La Cour européenne des droits de l’homme (CEDH) a rendu un jugement marquant jeudi dernier, condamnant la France à verser 7 500 euros à une jeune femme qui avait dénoncé un viol et avait fini par se voir infliger un rappel à la loi pour dénonciation calomnieuse. Les juges ont estimé que son droit à un procès équitable avait été violé par le système judiciaire français.
Les éléments de cette affaire remontent à juin 2016, époque à laquelle l’adolescente, résidant dans la région de Limoges, alléguait avoir été contrainte de réaliser un acte de fellation par un camarade de 17 ans dans les toilettes de leur lycée. Elle avait subi des menaces concernant la divulgation de leur relation à un ami commun.
Cependant, la suite judiciaire ne lui a pas été favorable : sa plainte pour viol avait été classée sans suite en octobre de la même année, le parquet jugeant les preuves insuffisantes, notant l'absence de résistance physique ou verbale de la part de la plaignante.
Surprenamment, la situation a pris un tournant dramatique quand la mère du jeune homme accusé a porté plainte pour dénonciation calomnieuse. En conséquence, l’adolescente a reçu un rappel à la loi, inscrivant une infamante mention sur son casier judiciaire, malgré ses protestations et le soutien de ses parents. Ceux-ci affirmaient qu'elle maintenait sa version des faits.

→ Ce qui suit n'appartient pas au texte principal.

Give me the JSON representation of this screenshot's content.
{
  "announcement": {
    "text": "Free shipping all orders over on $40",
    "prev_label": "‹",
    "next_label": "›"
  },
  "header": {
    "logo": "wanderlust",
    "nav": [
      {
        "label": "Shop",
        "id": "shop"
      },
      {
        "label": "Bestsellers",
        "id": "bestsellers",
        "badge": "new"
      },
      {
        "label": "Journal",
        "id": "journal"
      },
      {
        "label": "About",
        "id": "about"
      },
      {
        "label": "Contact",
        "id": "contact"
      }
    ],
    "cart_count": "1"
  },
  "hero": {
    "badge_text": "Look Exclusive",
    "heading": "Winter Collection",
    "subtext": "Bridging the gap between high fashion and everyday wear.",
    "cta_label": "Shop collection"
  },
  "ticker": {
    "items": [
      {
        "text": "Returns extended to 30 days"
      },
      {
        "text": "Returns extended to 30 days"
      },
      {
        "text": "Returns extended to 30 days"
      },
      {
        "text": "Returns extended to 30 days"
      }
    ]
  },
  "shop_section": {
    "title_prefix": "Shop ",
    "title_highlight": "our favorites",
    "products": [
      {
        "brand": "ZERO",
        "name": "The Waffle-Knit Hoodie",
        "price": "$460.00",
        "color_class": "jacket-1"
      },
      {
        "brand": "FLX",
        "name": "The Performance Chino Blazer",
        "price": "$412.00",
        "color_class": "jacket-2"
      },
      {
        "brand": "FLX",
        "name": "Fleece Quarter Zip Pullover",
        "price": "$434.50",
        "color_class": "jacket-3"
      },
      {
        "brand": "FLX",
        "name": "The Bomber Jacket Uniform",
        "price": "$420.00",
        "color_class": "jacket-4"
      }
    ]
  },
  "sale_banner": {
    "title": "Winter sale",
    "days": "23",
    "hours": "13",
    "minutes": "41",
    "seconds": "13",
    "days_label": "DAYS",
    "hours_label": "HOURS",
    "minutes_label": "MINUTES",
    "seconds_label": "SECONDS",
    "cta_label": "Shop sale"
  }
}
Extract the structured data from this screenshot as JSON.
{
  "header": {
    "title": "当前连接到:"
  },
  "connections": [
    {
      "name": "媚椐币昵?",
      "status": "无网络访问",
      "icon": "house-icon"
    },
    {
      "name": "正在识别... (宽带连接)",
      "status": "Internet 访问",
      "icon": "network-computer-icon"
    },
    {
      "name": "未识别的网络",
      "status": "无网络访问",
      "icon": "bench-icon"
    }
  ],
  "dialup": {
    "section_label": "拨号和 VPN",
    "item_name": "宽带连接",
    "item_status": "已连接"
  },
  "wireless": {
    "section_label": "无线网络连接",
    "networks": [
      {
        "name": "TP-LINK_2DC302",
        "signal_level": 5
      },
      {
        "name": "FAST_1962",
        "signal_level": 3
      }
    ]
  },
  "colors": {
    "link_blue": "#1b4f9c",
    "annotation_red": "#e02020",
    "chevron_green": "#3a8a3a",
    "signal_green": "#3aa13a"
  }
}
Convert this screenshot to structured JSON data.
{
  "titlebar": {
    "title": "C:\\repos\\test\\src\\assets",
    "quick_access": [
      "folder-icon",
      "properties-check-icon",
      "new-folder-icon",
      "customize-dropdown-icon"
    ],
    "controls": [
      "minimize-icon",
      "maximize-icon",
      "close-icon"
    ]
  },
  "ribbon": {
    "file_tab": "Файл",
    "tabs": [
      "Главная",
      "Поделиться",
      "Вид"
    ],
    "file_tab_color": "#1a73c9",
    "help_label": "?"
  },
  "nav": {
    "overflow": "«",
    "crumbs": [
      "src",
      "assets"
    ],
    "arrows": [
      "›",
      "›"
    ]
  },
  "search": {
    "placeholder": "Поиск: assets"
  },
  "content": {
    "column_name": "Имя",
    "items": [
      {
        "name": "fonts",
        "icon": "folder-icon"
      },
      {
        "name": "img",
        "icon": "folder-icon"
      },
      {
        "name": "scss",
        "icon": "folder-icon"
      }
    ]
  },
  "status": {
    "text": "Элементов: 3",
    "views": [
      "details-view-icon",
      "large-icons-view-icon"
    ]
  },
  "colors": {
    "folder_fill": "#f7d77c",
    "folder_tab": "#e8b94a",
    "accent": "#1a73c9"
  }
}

Les observations de la CEDH
Selon la décision de la CEDH, les circonstances entourant la plainte n’ont jamais véritablement été examinées en profondeur. Les juges ont souligné que l’application d’un rappel à la loi ne devrait intervenir que dans des cas où les faits sont clairs et non contestés. Or, dans cette affaire, deux versions contradictoires n'ont pas permis de justifier le traitement réservé à la plaignante.
"Les autorités judiciaires n’ont pas accordé le même crédit aux déclarations de la jeune femme qu’à celles du jeune homme, sans expliquer pourquoi la parole de la victime serait moins crédible," ont noté les juges, pointant du doigt des stéréotypes qui ont pu influencer l’enquête. Ils ont également dénoncé un système qui, malgré les allégations sérieuses, a négligé la voix de la victime.
Cette décision de la CEDH s'inscrit dans un contexte plus large, où le traitement des victimes d’agressions sexuelles par la justice française est régulièrement critiqué. Comme l’a déclaré l’organisation de défense des droits des femmes, Osez le féminisme, dans un communiqué : "Ce jugement souligne l’urgence d’une réforme profonde du système judiciaire pour mieux protéger les victimes."
La CEDH espère ainsi inciter les juridictions nationales à reconsidérer leurs pratiques afin d’éviter que des situations telles que celle vécue par cette jeune femme ne se reproduisent.